26 Sep Universalist Unitarians—a Decade of Friendship
Ten years ago Sandy Vermillion, Carol Rousey, Roger Coates, and their fellow church members attended a work day at the Urban Ministry Center’s College Street Campus. While serving, they met new staff member Joann Markley who told them about a brand new program, Homeless To Homes, that could really use their support. On that day in 2008 a new partnership between the Scattered Site program and the Universalist Unitarian Church of Charlotte (UUCC) was formed that has nourished relationships in all sorts of ways.
As an experienced case manager, Joann was excited about the new program and strategy that ended homelessness for Charlotte’s chronically homeless individuals, but she was already anticipating the next challenge – how to build community and combat loneliness for people who had been largely invisible to their fellow Charlotteans.
For the UUCC volunteers the answer came easily: offer food.
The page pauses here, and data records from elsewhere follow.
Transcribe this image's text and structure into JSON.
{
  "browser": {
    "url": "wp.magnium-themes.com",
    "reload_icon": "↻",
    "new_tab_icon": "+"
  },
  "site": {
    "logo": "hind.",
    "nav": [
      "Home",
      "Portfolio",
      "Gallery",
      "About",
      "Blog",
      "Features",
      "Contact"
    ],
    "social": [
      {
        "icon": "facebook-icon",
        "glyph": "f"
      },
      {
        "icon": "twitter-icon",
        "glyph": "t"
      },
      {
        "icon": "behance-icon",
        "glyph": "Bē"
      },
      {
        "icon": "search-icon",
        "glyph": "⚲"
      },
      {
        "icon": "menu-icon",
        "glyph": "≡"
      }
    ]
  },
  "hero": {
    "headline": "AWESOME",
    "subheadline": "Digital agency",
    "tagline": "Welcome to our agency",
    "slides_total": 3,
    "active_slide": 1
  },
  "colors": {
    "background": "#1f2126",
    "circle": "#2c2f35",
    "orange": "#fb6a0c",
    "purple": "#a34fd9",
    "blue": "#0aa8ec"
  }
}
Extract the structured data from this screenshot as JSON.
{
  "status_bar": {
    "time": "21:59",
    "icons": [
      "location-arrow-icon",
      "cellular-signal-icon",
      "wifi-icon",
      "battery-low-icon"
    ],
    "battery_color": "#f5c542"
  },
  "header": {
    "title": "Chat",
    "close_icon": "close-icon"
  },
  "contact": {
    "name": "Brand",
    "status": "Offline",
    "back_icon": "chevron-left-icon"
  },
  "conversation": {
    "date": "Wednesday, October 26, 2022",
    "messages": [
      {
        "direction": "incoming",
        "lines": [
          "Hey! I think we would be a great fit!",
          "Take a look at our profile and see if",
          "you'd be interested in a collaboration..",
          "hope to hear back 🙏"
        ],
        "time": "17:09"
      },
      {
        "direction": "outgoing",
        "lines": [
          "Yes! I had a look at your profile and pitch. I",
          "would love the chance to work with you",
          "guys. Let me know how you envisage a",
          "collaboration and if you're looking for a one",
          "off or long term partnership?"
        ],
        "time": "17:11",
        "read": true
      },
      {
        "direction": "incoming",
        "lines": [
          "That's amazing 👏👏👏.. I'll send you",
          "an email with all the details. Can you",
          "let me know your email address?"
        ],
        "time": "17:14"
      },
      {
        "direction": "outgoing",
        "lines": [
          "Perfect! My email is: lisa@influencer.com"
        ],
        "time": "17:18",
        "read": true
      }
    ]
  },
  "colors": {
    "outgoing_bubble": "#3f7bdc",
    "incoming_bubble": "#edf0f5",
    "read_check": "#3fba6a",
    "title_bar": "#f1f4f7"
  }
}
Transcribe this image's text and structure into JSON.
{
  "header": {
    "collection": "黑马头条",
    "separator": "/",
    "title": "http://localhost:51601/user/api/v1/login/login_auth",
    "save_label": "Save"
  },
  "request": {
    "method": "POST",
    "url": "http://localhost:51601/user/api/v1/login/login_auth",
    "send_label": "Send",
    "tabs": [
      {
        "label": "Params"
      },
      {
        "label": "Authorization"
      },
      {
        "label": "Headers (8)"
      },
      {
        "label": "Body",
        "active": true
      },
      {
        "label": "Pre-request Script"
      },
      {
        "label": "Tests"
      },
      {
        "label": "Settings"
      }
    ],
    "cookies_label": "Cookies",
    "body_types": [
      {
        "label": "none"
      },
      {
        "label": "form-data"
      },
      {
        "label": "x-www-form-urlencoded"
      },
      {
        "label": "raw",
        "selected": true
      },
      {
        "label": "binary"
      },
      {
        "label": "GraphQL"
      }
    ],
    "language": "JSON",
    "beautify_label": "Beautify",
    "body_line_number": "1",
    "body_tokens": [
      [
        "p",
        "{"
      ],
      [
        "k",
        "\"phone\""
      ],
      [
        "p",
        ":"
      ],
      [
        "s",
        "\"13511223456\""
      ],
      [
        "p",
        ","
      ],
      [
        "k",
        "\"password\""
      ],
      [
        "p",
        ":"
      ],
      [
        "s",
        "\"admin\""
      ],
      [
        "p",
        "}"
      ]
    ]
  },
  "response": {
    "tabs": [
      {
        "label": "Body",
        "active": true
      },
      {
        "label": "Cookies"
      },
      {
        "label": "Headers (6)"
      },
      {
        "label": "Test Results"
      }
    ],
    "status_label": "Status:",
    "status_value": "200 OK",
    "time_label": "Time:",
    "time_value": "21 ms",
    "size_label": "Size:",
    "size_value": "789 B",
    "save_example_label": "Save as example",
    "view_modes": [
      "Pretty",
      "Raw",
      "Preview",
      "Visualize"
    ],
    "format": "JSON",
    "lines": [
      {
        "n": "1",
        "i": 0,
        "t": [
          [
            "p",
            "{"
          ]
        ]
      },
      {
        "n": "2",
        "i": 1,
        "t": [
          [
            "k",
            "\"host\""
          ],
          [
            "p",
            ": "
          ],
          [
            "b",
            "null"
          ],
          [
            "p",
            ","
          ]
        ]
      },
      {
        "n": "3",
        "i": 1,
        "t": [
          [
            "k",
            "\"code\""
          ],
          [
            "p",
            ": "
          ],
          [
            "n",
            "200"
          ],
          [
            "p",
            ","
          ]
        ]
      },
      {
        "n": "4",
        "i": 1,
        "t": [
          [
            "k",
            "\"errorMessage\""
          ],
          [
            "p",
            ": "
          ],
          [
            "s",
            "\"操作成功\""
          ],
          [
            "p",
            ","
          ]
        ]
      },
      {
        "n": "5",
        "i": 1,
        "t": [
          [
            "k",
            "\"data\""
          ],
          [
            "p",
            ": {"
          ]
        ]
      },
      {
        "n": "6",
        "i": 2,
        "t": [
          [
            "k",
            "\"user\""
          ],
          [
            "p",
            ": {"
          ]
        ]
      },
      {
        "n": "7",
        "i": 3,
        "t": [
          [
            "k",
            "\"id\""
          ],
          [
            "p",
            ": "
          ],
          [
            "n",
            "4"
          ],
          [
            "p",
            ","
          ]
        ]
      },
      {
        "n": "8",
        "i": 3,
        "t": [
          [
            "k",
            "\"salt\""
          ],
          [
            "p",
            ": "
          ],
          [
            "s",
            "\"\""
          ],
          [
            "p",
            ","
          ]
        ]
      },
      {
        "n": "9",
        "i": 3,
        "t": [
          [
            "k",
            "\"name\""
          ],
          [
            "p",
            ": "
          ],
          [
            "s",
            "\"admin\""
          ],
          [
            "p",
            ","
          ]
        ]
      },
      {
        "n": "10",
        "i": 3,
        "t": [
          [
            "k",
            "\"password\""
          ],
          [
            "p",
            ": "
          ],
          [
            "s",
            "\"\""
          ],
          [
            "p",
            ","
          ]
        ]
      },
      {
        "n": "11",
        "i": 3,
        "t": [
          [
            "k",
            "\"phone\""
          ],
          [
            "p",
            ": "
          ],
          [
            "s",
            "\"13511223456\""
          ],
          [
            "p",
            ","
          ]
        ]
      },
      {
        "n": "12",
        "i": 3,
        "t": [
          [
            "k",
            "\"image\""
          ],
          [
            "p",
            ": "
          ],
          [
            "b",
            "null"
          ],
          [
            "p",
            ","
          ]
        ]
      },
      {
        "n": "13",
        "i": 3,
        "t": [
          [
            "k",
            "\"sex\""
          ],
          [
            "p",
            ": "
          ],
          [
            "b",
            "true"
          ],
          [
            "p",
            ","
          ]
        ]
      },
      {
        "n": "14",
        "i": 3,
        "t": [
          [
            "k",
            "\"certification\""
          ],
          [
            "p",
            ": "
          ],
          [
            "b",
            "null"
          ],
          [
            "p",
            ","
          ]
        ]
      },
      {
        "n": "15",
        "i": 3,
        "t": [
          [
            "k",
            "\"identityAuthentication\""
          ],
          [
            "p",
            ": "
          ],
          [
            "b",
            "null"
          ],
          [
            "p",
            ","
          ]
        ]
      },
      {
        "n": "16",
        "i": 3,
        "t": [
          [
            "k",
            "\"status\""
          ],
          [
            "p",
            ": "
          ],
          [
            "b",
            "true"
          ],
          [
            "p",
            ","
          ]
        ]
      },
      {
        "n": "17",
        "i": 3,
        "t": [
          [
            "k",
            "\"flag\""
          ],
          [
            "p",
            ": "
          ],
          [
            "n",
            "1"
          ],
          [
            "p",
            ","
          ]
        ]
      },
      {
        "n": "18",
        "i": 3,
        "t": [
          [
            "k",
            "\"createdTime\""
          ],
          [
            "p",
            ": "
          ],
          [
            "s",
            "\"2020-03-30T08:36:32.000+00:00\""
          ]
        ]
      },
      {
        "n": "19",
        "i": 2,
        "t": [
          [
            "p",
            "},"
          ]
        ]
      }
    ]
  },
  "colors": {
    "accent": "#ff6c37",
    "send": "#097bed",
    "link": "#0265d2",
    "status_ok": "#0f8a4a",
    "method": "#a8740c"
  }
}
Grill it, cook it, mix it, they will come! The first event was a bingo and potluck for the 13 tenants in the H2H program, living in different apartments around Charlotte. Since that first event there have been many more. Thanksgiving quickly became a tradition, with tenants visiting the church each year for a home cooked meal and entertainment. The UUCC volunteers threw picnics, dinner parties with entertainment, ice cream socials, bowling, fishing and pumpkin picking to round out the many opportunities for tenants to connect with each other and the new friends they were making from the volunteers. Several UUCC volunteers have developed personal relationships with the tenants, going beyond these events. Just what Joann had in mind for her formerly homeless tenants.
Today, Scattered Site includes 3 programs and totals more than 200 tenants. Instead of 13 attending, it’s more like 40-60. And yet, UUCC has still stepped up to the challenge! Last week they hosted a cook-out and while Hurricane Florence forced a relocation, it was still fun for all. Tenants like Louise and Roger can catch up and enjoy a meal together.
Each time, volunteers Sage & Dale Brooks look forward to seeing people they knew back at the College Street campus and they marvel at the holistic care provided by supportive housing. They love hearing the tenants say that the social workers are their friends. And that’s the point of all of this—more friendship. Caring for one another—connecting and reconnecting over a delicious plate of fellowship; I mean food.